Because of its dainty bow and blank expression, it is hard to find a less judgmental companion than Hello Kitty. Shintaro Tsuji’s company Sanrio welcomed Hello Kitty into their corporate home in 1974. Sanrio’s fans seemed blasé about Hello Kitty at first, but slowly started to ask questions about her background. The company typically refrained from providing back stories for its characters in the hopes that individuals would play with their own emotions and project their feelings onto the toy. However, Sanrio soon used these questions to gradually develop a Hello Kitty story and additional products. People delighted in the Kitty’s niceties, such as her London birthplace and how she cares for a pet kitty. Recently, Sanrio launched several Hello Kitty products to benefit the American Red Cross Japan Earthquake and Pacific Tsunami Relief Efforts. I’d be proud to display a cute and socially responsible kitty on my shelves. Besides, Hello Kitty wouldn’t pull the stunts my usual live confidant’s been up to— barking at my neighbors, rolling in the dirt, and begging for table scraps.
Disney helped mainstreamed the urban vinyl movement with the release of Vinylmation figures in 2008. Woodrow Phoenix, author of Plastic Culture: How Japanese Toys Conquered the World, defines this movement as a “blending of art, graphic design, and toys to create original items that come from personal sensibility.” Disney artists use a blank three-dimensional Mickey Mouse-like shape as a canvas to spin a classic tale, put a mini-theme park in the palm of your hands, or to showcase their own art styles in the urban series. Sure, the Disney Company says this isn’t their iconic mouse, but like Mickey, this is one rodent I wouldn’t mind sitting with at the dinner table.

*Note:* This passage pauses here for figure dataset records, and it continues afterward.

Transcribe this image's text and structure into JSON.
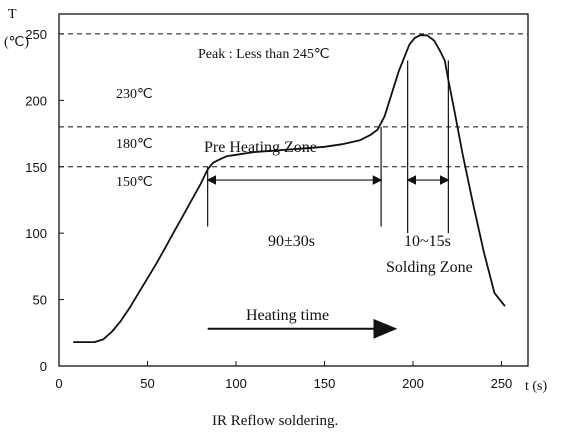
{
  "chart_data": {
    "type": "line",
    "title": "",
    "caption": "IR Reflow soldering.",
    "xlabel": "t (s)",
    "ylabel_top": "T",
    "ylabel_unit": "(℃)",
    "xlim": [
      0,
      265
    ],
    "ylim": [
      0,
      265
    ],
    "x_ticks": [
      0,
      50,
      100,
      150,
      200,
      250
    ],
    "y_ticks": [
      0,
      50,
      100,
      150,
      200,
      250
    ],
    "grid": false,
    "series": [
      {
        "x": [
          8,
          20,
          25,
          30,
          35,
          40,
          45,
          50,
          55,
          60,
          65,
          70,
          75,
          80,
          84,
          87,
          90,
          95,
          100,
          110,
          120,
          130,
          140,
          150,
          160,
          170,
          176,
          180,
          184,
          188,
          192,
          195,
          198,
          201,
          204,
          208,
          212,
          215,
          218,
          220,
          223,
          228,
          234,
          240,
          246,
          252
        ],
        "y": [
          18,
          18,
          20,
          26,
          34,
          44,
          55,
          66,
          77,
          89,
          101,
          113,
          125,
          137,
          148,
          153,
          155,
          158,
          159,
          161,
          162,
          163,
          164,
          165,
          167,
          170,
          174,
          178,
          188,
          205,
          222,
          232,
          242,
          247,
          249,
          249,
          245,
          238,
          230,
          215,
          195,
          160,
          122,
          86,
          55,
          45
        ]
      }
    ],
    "reference_lines": [
      {
        "y": 250,
        "style": "dashed"
      },
      {
        "y": 180,
        "style": "dashed"
      },
      {
        "y": 150,
        "style": "dashed"
      }
    ],
    "vertical_markers": [
      84,
      182,
      197,
      220
    ],
    "annotations": {
      "peak": "Peak : Less than 245℃",
      "t230": "230℃",
      "t180": "180℃",
      "t150": "150℃",
      "pre_heating": "Pre Heating Zone",
      "preheat_time": "90±30s",
      "solder_time": "10~15s",
      "solder_zone": "Solding Zone",
      "heating_time": "Heating time"
    }
  }
}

Plastic toys represent fads and complex values. Vintage figures preserve history and exemplify progress. Merchandising toys depict consumer trends. And the current urban vinyl movement presents artists belief in toys as a form of high-art. For all of these reasons, I am going to dig out my shoe boxes of plastic figures and showcase them alongside the champagne glasses, ceramic bowls, and candle sticks on my credenza.